Le 5 novembre 2017, une habitante de Genval a déposé plainte contre Pascal, son ancien compagnon, qui la harcelait après leur rupture. Elle a fait entendre à la police une vingtaine de messages vocaux.

Et cinq jours plus tard, elle a déposé une nouvelle plainte. En plus d’avoir reçu de nouveaux messages, le compagnon éconduit avait téléphoné d’initiative au patron de la dame pour dénoncer son attitude, et avait carrément débarqué sur son lieu de travail pour obtenir des explications.

Le 28 novembre, visiblement pas calmé par les mises en garde de la police, l’homme a fixé un rendez-vous à la belle dans les environs de Perwez. Il s’y rendait avec des intentions menaçantes, ce qui a fait que la police l’a intercepté sur place.

Fâché, Pascal a percuté la voiture de police et indiqué que tout cela ne servirait à rien : il allait être mis en prison quelques jours, ressortirait et… tuerait alors son ex-compagne ! Il a affirmé que puisqu’elle ne voulait pas se marier avec lui, il n’aurait de toute façon pas le choix. Et de préciser, devant la police, qu’il allait l’égorger.

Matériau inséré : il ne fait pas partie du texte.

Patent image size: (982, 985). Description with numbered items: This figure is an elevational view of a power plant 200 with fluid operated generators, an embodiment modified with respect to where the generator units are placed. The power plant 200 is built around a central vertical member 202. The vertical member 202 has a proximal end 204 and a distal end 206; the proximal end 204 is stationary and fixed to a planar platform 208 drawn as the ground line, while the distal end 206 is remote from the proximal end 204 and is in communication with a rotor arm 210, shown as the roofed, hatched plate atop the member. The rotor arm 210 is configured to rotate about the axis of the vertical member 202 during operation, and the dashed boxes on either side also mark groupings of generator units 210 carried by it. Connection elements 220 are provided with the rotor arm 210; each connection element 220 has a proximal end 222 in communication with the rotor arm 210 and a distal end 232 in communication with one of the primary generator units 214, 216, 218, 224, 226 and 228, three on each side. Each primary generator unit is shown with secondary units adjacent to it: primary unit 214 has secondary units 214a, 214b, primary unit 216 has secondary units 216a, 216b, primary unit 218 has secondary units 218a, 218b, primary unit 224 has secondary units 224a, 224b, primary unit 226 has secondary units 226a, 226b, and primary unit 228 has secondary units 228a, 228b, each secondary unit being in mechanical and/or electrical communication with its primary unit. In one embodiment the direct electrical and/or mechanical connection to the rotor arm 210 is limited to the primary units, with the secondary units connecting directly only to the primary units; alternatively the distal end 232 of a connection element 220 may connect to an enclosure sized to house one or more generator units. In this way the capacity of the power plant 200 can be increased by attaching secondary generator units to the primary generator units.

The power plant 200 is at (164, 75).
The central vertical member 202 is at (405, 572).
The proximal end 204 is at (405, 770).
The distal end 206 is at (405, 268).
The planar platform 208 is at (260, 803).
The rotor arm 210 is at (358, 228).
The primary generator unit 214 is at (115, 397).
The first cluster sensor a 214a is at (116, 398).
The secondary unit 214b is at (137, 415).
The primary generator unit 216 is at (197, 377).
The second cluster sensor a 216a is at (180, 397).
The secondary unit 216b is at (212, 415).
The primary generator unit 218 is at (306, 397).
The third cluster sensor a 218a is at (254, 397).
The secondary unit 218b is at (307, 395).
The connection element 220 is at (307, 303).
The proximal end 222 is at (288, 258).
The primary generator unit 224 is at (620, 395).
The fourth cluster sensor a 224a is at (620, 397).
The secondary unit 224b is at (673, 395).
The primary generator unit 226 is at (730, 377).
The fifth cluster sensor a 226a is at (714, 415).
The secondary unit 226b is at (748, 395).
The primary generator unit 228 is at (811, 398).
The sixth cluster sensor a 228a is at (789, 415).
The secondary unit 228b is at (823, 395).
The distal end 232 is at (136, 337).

Ce qui lui a valu un mois et demi de détention préventive, et une comparution devant le tribunal correctionnel pour harcèlement, menaces et rébellion. À l’audience, il n’avait manifestement pas compris la gravité des faits.

Le tribunal a prononcé une peine de 18 mois d’emprisonnement et une amende de 2 400 euros. Un sursis de 5 ans est accordé pour ce qui excède la détention préventive déjà subie. Parmi les conditions, on trouve l’interdiction pour le prévenu de tout contact avec son ex.